Goren noted that the families were also advocating for specific legislative initiatives to help the hostages. One such bill, which was brought up for discussion in the Labor and Welfare Committee over the recess, aims to increase the stipend paid to returned hostages and to automatically recognize them as suffering from PTSD.

A reduction in scope

According to a new study by doctoral student Tal Elovitch (Hebrew), in the months following October 7, some committees reduced their activity by up to 50 percent, with the only committee to hold a similar number of meetings as in previous sessions being the Foreign Affairs and Defense Committee.

And while the Knesset Committee on Foreign Workers met significantly more than usual due to the wartime labor shortage, the frequency of meetings of the Economy Committee fell by 56% — despite the significant economic damage wrought by the conflict.

During one incident in March, only one lawmaker showed up to a meeting on the impact of cross-border fighting with Lebanese terror group Hezbollah, leaving attendees fuming.

But remarkably, there was no reduction in the scope of legislation passed following October 7, “when most of the legislation was related to the war,” Elovitch said.

Members of the Knesset House Committee vote to approve the legislature’s 2024 spring recess, March, 26, 2024. (Dani Shem Tov/Knesset)

According to Likud and National Unity’s coalition agreement, no legislation in the Knesset or government resolutions will be advanced during the war that is unrelated to managing the war, unless by mutual agreement.
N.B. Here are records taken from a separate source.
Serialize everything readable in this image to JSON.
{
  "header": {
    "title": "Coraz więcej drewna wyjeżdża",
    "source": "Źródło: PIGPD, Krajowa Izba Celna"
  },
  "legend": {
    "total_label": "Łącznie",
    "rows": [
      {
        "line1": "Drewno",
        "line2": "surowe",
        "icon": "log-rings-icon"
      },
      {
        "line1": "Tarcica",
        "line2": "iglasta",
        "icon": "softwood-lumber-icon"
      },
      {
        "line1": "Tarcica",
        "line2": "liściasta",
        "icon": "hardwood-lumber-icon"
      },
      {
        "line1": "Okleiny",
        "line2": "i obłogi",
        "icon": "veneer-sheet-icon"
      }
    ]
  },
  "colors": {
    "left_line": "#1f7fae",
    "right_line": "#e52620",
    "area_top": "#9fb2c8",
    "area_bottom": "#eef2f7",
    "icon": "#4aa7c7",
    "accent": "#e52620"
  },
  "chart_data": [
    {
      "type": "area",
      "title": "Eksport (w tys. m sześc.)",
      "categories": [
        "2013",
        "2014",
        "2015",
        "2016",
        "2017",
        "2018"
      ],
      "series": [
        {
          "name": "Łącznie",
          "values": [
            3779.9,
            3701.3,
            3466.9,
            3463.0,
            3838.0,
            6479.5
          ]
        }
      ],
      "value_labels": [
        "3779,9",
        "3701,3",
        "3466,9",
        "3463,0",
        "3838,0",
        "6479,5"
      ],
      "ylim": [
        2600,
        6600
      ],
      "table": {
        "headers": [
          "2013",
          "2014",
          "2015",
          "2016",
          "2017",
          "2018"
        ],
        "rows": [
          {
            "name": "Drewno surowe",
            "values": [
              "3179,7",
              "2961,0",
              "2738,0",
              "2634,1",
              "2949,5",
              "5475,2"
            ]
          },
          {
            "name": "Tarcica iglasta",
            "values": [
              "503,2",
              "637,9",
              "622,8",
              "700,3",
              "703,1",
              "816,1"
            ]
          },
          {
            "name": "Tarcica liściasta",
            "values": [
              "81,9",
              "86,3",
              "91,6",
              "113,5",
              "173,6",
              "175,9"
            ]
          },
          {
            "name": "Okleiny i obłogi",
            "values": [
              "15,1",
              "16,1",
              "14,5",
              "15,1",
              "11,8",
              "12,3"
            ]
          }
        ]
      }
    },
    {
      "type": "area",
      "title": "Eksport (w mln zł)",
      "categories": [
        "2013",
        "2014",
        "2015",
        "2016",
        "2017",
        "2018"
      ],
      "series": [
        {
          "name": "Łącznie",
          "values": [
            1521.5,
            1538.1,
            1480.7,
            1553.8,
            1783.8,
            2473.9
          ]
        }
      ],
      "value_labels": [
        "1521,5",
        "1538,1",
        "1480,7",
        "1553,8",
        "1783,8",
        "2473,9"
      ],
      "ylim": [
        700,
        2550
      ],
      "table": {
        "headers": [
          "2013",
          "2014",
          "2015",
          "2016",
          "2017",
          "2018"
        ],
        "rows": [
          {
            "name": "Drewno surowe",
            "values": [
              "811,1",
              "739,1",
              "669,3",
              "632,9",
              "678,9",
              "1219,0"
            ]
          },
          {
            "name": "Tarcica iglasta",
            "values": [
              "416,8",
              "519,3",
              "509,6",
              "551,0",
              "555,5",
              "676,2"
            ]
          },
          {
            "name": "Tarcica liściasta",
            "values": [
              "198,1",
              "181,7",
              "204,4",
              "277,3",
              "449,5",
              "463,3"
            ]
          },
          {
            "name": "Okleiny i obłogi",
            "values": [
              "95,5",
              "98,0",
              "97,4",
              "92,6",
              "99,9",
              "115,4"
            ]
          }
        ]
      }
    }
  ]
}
This means that the scope of the Knesset’s activities is likely to remain restricted for however long Gantz remains in the coalition.

While there does not appear to have been significant public anger over the reduction in legislative oversight following October 7, the decision to go on recess between April 7 and May 19 engendered outraged pushback.

Labor, Yesh Atid and National Unity all joined a Yisrael Beytenu-led initiative to cancel the recess, arguing that it was wrong to halt legislative activities during wartime.

During the recess, Knesset committees were allowed to meet four times while the Foreign Affairs and Defense Committee had no limitations placed on its activities — and attendance during the break became a political weapon for legislators eager to paint their opponents in a bad light.

Now, with the Knesset back in session, parliament’s activities will once again be restricted to war-related issues, but this is unlikely to curb the intensity of upcoming political battles over the “day after” the war in Gaza and the enlistment of the ultra-Orthodox, which are shaking the foundations of Netanyahu’s power.

Tal Schneider contributed to this report.